Figure 1: The MSMQ “receive” process step properties. Notice that Correlate Receive is equal to True.

If a message is received, the process will loop and continue reading messages from that queue until the read times-out when no more messages are available. The code the check whether or not a message is received is:

object receivedMsg;
context.Properties.TryGetValue("msmq.ReceivedMessage", out receivedMsg);
return (bool)receivedMsg;

This code is entered as the condition for the While loop.

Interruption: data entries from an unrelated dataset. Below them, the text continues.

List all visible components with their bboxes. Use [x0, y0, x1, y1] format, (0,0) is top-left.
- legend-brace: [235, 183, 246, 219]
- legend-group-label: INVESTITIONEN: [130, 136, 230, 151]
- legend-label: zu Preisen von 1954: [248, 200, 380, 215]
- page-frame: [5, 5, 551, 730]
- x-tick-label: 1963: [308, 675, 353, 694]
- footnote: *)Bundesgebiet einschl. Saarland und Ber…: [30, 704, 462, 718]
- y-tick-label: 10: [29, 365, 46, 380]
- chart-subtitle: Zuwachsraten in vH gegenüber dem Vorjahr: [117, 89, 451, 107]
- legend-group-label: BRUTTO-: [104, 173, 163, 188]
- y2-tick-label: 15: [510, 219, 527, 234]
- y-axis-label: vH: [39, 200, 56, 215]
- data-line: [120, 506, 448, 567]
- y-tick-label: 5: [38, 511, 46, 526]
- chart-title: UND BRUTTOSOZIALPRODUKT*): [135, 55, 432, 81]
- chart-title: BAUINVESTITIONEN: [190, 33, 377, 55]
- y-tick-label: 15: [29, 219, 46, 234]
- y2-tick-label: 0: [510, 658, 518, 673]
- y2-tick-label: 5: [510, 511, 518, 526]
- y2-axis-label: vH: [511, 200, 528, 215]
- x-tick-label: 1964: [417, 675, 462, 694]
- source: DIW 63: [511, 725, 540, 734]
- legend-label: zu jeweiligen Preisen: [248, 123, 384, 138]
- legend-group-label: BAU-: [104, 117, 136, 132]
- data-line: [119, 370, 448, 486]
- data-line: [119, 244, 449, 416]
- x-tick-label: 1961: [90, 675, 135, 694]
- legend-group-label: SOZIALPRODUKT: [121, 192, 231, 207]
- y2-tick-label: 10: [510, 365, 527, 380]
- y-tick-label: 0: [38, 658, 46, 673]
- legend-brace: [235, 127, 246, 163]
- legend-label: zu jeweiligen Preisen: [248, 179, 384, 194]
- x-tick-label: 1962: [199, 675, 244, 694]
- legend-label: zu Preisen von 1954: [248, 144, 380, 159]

Figure 2: The Try block of the MSMQ Process process as displayed in the Neuron Process designer.

Running the Sample

Prerequisites

  1. The MSMQMessageProcessor application automatically creates the queues for this sample on the local server. If you need the queues created on a remote server you will need to update the code in this project.

Open the Sample

To open this sample, see the topic Using the Neuron Samples and select the Correlated Messaging with the MSMQ Process Step sample.

Run the Sample

  1. The Visual Studio solution MSMQMessageProcessor was automatically opened when you configured the sample. Start this sample by pressing F5.
  2. Navigate to the Process Designer by selecting the Processes tab in the left panel of Neuron Explorer.
  3. Select the MSMQ Process process from the list on the left of the designer.
  4. On the Process Designer toolbar click the Test button . This will open the Edit Test Message Dialog shown in Figure 3.
Figure 3: Edit Test Message dialog displaying the test Orders message for this example.
  1. The contents of the message used in this sample do not matter. Either keep the existing message or type in your own.
  2. Click the OK button on the Edit Test Message dialog. Once the dialog is closed the process will begin execution.
  3. As the process runs each step will be highlight in green as it is executed. In addition, any trace messages will be visible in the Trace Window. As you visually follow the execution not the sequence of steps. When the process completes, the Trace Window should look similar to what is shown in Figure 8.
Figure 4: MSMQ Process process test run displaying results and exceptions in the Trace Window.

Configuration Notes

All processes with the exception of the Code process step are configured by selecting and setting their properties in the property grid located at the bottom right of the process designer. The Code process step is configured by selecting the “Edit” option from the short cut menu that is available when right-clicking the Code step in the process designer. See the process documentation for more information.

Figure 5: The Neuron Process Designer displaying the MSMQ Process process. Property Grid at the bottom right displaying the properties of MSMQ process step.